Ancora oggi, secondo una simpatica superstizione, regalare un Hot Cross Bun a un amico è un gesto che sigilla un’amicizia per tutto l’anno a venire, grazie alla frase rito: “Half for you and half for me, between us two shall goodwill be”. Appenderne uno in cucina, invece, si dice protegga la casa dagli incendi e garantisca che tutte le infornate dell’anno escano perfette. Insomma, oltre a essere deliziosi, questi panini portano con sé un carico di fortuna e leggenda che renderà il vostro buffet di Pasqua ancora più magico e chiacchierato tra gli ospiti!

FAQ (Domande e Risposte)

Perché la mia glassa cola e non resta ferma?

Il segreto è decorare i panini quando sono tiepidi, mai bollenti. Se la glassa è troppo fluida, aggiungi un cucchiaino extra di zucchero a velo finché non avrà una consistenza densa come il dentifricio.
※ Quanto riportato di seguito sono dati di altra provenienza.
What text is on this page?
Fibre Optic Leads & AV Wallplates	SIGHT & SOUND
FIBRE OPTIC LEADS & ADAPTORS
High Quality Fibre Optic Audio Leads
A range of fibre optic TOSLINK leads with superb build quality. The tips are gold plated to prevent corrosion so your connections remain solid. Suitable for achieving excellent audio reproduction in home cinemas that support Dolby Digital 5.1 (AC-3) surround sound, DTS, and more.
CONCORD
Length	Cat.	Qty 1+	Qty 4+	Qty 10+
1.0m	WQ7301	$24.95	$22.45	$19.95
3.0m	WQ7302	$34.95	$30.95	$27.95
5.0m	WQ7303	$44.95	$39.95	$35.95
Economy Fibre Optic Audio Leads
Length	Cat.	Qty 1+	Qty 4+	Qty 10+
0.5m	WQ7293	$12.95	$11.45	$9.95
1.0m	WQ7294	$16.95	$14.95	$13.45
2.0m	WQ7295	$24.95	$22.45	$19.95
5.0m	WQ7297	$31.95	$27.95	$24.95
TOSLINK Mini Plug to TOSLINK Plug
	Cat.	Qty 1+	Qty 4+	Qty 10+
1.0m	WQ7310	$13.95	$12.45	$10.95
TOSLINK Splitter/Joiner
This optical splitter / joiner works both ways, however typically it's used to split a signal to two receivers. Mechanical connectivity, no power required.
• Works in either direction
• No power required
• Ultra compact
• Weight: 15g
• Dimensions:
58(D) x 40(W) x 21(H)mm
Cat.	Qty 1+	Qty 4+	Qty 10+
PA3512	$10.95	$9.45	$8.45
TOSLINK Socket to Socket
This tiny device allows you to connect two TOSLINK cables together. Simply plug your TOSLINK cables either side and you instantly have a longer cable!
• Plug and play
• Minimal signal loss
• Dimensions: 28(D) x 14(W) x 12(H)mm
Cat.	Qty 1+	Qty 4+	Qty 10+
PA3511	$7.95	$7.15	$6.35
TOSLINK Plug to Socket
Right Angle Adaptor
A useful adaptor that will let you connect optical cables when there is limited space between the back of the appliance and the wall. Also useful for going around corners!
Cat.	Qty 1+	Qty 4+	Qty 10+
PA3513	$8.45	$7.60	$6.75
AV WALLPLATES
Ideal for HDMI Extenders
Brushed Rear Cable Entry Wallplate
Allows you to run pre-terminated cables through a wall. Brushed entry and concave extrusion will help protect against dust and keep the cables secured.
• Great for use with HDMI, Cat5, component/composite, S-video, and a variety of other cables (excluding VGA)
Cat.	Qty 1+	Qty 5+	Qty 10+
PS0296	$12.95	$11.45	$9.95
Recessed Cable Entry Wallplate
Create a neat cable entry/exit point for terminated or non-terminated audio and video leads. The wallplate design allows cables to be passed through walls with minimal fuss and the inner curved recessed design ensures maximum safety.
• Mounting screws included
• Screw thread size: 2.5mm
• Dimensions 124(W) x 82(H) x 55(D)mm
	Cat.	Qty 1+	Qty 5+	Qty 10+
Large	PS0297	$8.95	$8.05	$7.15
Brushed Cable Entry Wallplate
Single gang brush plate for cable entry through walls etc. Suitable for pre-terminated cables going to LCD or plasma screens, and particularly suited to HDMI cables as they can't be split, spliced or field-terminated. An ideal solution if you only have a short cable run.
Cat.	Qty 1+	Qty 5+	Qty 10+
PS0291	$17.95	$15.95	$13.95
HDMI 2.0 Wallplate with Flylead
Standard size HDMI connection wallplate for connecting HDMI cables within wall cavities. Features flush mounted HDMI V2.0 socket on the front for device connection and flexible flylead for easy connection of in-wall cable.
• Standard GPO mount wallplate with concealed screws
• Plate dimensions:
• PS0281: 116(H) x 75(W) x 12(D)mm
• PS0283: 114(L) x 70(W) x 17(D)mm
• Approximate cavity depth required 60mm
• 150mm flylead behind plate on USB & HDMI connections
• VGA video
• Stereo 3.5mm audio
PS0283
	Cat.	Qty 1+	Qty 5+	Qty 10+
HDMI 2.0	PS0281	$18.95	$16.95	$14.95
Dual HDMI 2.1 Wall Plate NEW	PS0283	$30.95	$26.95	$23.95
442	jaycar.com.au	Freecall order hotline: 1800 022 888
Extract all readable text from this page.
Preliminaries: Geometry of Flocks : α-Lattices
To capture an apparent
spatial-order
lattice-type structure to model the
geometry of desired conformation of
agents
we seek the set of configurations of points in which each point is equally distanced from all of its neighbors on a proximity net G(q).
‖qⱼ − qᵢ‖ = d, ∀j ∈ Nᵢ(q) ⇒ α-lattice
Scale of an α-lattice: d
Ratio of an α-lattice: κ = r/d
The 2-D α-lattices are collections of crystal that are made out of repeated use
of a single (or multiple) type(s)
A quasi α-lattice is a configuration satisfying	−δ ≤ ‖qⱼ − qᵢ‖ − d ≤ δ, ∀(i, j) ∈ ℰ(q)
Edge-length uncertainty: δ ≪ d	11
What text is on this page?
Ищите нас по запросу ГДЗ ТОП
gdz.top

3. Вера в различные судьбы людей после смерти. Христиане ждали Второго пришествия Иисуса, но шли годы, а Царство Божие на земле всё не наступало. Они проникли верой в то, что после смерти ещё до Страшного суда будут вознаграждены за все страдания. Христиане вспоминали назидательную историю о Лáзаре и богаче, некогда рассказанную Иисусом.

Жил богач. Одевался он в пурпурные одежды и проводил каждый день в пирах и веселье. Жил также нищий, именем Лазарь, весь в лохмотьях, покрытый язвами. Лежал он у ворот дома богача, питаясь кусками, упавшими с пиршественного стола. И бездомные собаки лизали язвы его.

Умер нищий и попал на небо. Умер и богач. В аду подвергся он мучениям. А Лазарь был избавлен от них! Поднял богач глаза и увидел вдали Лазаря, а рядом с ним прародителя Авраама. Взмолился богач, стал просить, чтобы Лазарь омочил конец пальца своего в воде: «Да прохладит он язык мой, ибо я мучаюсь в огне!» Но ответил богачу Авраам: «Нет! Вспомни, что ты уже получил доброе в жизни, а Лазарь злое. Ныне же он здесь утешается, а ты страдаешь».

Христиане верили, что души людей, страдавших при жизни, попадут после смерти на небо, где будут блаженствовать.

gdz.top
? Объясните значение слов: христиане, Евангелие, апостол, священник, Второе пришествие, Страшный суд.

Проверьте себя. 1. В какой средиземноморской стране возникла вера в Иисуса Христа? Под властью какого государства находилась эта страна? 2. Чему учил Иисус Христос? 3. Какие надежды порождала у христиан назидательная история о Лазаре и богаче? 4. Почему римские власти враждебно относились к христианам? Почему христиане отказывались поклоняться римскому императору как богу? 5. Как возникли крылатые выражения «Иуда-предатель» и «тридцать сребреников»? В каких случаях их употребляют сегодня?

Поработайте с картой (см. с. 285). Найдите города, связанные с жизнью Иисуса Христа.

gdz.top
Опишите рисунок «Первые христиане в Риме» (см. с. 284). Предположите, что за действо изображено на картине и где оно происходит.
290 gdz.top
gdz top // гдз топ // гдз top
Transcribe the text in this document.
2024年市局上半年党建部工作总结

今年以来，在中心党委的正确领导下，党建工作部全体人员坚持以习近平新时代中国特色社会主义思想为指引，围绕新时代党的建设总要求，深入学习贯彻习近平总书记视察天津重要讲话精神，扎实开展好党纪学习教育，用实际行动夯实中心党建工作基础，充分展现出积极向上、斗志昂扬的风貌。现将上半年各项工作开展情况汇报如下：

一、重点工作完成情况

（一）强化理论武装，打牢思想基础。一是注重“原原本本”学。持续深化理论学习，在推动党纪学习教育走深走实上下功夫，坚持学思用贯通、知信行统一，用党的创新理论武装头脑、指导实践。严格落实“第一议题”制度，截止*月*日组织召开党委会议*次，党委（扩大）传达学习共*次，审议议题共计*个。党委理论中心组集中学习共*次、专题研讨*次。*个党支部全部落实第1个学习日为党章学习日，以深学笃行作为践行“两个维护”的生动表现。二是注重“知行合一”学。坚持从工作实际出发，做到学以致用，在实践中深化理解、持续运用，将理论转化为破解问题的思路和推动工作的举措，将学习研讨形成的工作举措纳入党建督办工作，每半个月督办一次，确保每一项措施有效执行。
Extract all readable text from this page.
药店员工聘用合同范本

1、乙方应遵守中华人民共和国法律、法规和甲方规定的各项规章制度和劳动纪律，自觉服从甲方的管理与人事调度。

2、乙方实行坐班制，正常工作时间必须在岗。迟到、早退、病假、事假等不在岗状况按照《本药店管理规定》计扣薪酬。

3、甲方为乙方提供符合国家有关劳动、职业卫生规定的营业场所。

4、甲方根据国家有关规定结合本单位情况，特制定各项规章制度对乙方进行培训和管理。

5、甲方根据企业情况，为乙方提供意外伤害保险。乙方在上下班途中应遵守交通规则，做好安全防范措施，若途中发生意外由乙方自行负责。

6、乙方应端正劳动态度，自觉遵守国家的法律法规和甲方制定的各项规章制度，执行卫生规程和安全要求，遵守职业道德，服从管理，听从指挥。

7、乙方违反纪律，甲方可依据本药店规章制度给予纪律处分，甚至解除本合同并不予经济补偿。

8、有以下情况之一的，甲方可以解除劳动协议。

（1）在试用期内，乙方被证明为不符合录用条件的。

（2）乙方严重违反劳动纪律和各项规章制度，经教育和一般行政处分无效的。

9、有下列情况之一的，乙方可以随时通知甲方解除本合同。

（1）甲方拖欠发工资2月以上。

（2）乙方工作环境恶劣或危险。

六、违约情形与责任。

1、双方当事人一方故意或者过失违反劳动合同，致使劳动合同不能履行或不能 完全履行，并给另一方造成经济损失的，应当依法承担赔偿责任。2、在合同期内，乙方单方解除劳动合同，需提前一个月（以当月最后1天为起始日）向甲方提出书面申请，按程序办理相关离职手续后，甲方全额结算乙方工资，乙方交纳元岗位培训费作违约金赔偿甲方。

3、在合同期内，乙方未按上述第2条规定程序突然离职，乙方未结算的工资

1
Posso usare la farina Manitoba?

Sì, la Manitoba aiuterà a ottenere panini ancora più alti e soffici, ma l’impasto potrebbe richiedere un goccio di latte in più perché questa farina assorbe maggiormente i liquidi.

Cosa posso usare al posto del miele o dello zucchero nell’impasto?

Puoi usare lo sciroppo d’acero per un aroma più autunnale, mantenendo le stesse proporzioni dello zucchero.

Cosa posso fare se l’impasto non raddoppia?

Assicurati che il latte non fosse bollente (uccide il lievito) e che la stanza sia priva di correnti d’aria. In inverno, puoi usare il forno spento con la luce accesa per creare il microclima ideale.